The Middle East we know today was created in the aftermath of World War I. With the collapse of the Ottoman Empire, victorious Western powers carved the region into pieces with little thought given to its native people. Eugene Rogan’s The Fall of the Ottomans details how and why these decisions made nearly a century ago led to the chaos and instability of the present.
ISIS is a media savvy organization that realized the value of social media long ago. Twitter, Facebook, and other internet communication platforms have been important tools in not only disseminating their message, but also recruiting new followers to their cause.

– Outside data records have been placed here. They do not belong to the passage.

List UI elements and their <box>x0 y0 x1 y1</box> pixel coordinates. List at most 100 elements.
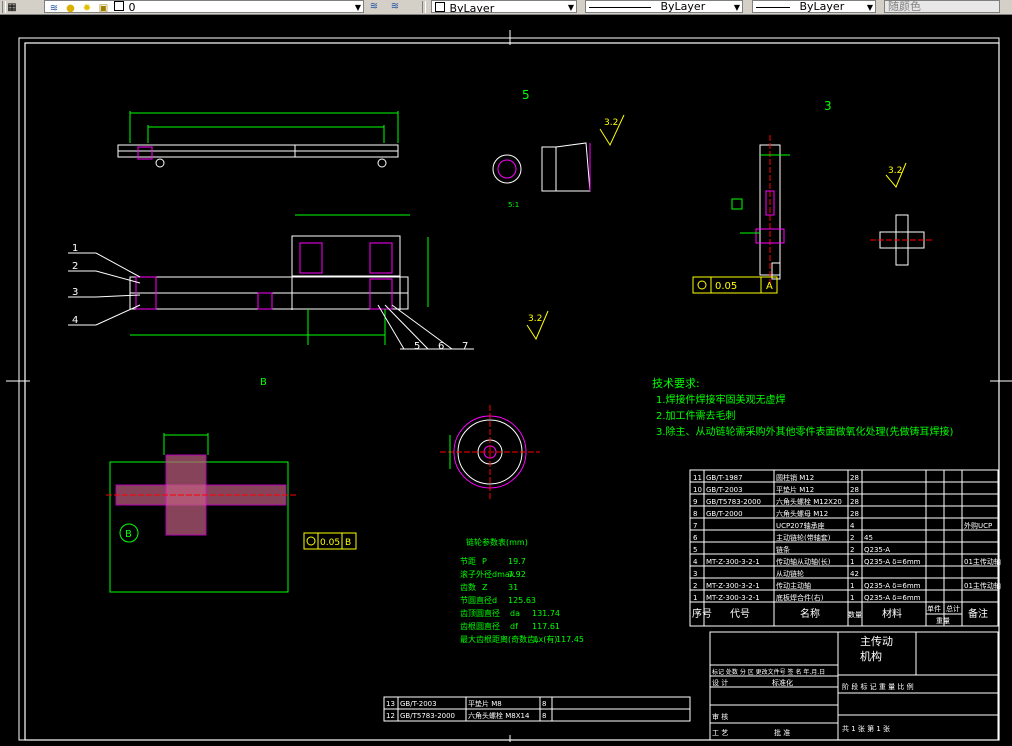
front-view-assembly <box>129 214 429 345</box>
params-table: 节距 P 19.7 滚子外径dmax 7.92 齿数 Z 31 节圆直径d 12… <box>460 557 584 644</box>
tolerance-A-value: 0.05 <box>715 281 737 292</box>
view3-shaft <box>731 135 790 285</box>
color-swatch-icon <box>114 1 124 11</box>
top-view-assembly <box>117 111 399 168</box>
properties-toolbar: ▦ ≋ ● ✹ ▣ 0 ▼ ≋ ≋ ByLayer ▼ ByLayer ▼ By… <box>0 0 1012 15</box>
chevron-down-icon[interactable]: ▼ <box>734 2 740 12</box>
balloon-5: 5 <box>414 341 420 352</box>
bom-name: UCP207轴承座 <box>776 521 825 530</box>
bom-extra-code: GB/T5783-2000 <box>400 712 455 720</box>
bom-header-single: 单件 <box>927 604 941 613</box>
bom-material: Q235-A δ=6mm <box>864 582 921 590</box>
bom-qty: 1 <box>850 558 854 566</box>
bom-header-no: 序号 <box>692 607 712 620</box>
title-approve: 批 准 <box>774 728 790 737</box>
tech-req-item-2: 2.加工件需去毛刺 <box>656 410 736 422</box>
bom-name: 主动链轮(带轴套) <box>776 533 831 542</box>
balloon-1: 1 <box>72 243 78 254</box>
bom-name: 链条 <box>776 545 790 554</box>
bom-material: Q235-A δ=6mm <box>864 594 921 602</box>
bom-no: 5 <box>693 546 697 554</box>
plotstyle-dropdown[interactable]: 随颜色 <box>884 0 1000 13</box>
bom-qty: 28 <box>850 510 859 518</box>
bom-no: 6 <box>693 534 698 542</box>
color-value: ByLayer <box>449 2 495 13</box>
param-sym: Z <box>482 583 488 592</box>
bom-material: Q235-A δ=6mm <box>864 558 921 566</box>
roughness-3: 3.2 <box>888 166 902 176</box>
bom-qty: 2 <box>850 546 854 554</box>
bom-extra-qty: 8 <box>542 712 546 720</box>
bom-header-name: 名称 <box>800 607 820 620</box>
param-label: 滚子外径dmax <box>460 569 515 579</box>
title-review: 审 核 <box>712 712 728 721</box>
bom-header-material: 材料 <box>882 607 902 620</box>
toolbar-separator <box>2 1 6 13</box>
bom-name: 圆柱销 M12 <box>776 473 814 482</box>
param-val: 31 <box>508 583 518 592</box>
roughness-2: 3.2 <box>528 314 542 324</box>
title-design: 设 计 <box>712 678 728 687</box>
bom-name: 从动链轮 <box>776 569 804 578</box>
bom-extra-name: 平垫片 M8 <box>468 699 502 708</box>
tech-req-item-3: 3.除主、从动链轮需采购外其他零件表面做氧化处理(先做铸耳焊接) <box>656 425 953 438</box>
bom-no: 3 <box>693 570 697 578</box>
bom-extra-no: 12 <box>386 712 395 720</box>
param-sym: df <box>510 622 518 631</box>
bom-qty: 28 <box>850 474 859 482</box>
bom-qty: 4 <box>850 522 855 530</box>
make-layer-current-icon[interactable]: ≋ <box>368 1 380 12</box>
tech-req-title: 技术要求: <box>652 377 700 390</box>
lineweight-dropdown[interactable]: ByLayer ▼ <box>752 0 876 13</box>
cross-section-part <box>870 214 934 266</box>
balloon-7: 7 <box>462 341 468 352</box>
bom-extra-no: 13 <box>386 700 395 708</box>
bom-name: 底板焊合件(右) <box>776 593 824 602</box>
bom-header-weight: 重量 <box>936 617 950 625</box>
cad-drawing: 1 2 3 4 5 6 7 3.2 3.2 3.2 5 5:1 3 0.05 A… <box>6 30 1012 742</box>
bom-qty: 42 <box>850 570 859 578</box>
param-val: 117.45 <box>556 635 584 644</box>
balloon-6: 6 <box>438 341 444 352</box>
bom-code: GB/T-2003 <box>706 486 743 494</box>
tolerance-B-value: 0.05 <box>320 538 340 548</box>
bom-no: 9 <box>693 498 697 506</box>
bom-name: 六角头螺栓 M12X20 <box>776 497 842 506</box>
layer-dropdown[interactable]: ≋ ● ✹ ▣ 0 ▼ <box>44 0 364 13</box>
layer-previous-icon[interactable]: ≋ <box>389 1 401 12</box>
drawing-canvas[interactable]: 1 2 3 4 5 6 7 3.2 3.2 3.2 5 5:1 3 0.05 A… <box>0 15 1012 742</box>
param-label: 最大齿根距离(奇数齿) <box>460 634 538 644</box>
bom-qty: 28 <box>850 486 859 494</box>
param-label: 齿根圆直径 <box>460 621 500 631</box>
param-val: 125.63 <box>508 596 536 605</box>
param-val: 7.92 <box>508 570 526 579</box>
title-sheets: 共 1 张 第 1 张 <box>842 724 890 733</box>
bom-code: MT-Z-300-3-2-1 <box>706 558 760 566</box>
linetype-dropdown[interactable]: ByLayer ▼ <box>585 0 743 13</box>
bom-qty: 1 <box>850 594 854 602</box>
lock-icon[interactable]: ▣ <box>98 3 110 12</box>
toolbar-separator <box>422 1 426 13</box>
chevron-down-icon[interactable]: ▼ <box>355 2 361 12</box>
linetype-sample <box>589 6 651 8</box>
bom-material: Q235-A <box>864 546 890 554</box>
bulb-icon[interactable]: ● <box>65 3 77 12</box>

Anna Grelle’s In the Skin of a Jihadist is an account of her undercover investigation of the terrorist group’s online seduction of young girls.
The Origins, Evolution, and Future of Islam
There are those in the Western world who would lay the blame for Islamist violence on the religion its perpetrators claim to follow: the millions of peaceful muslims around the world would suggest otherwise. Gaining a better understanding of Islam is the best way to understand how twisted ISIS’ version of the religion really is. Scholar Reza Aslan’s No god but God is an approachable history of this influential faith suitable for the casual reader and armchair historian alike.
From al-Qaeda to the Islamic State
Lawrence Wright, author of The Looming Tower, returns to the topic of Islamist violence with The Terror Years: a collection of ten pieces he originally wrote for The New Yorker. Together, these articles present the history of a conflict, its major players, and how we went from fighting al-Qaeda in Afghanistan to ISIS in the Levant.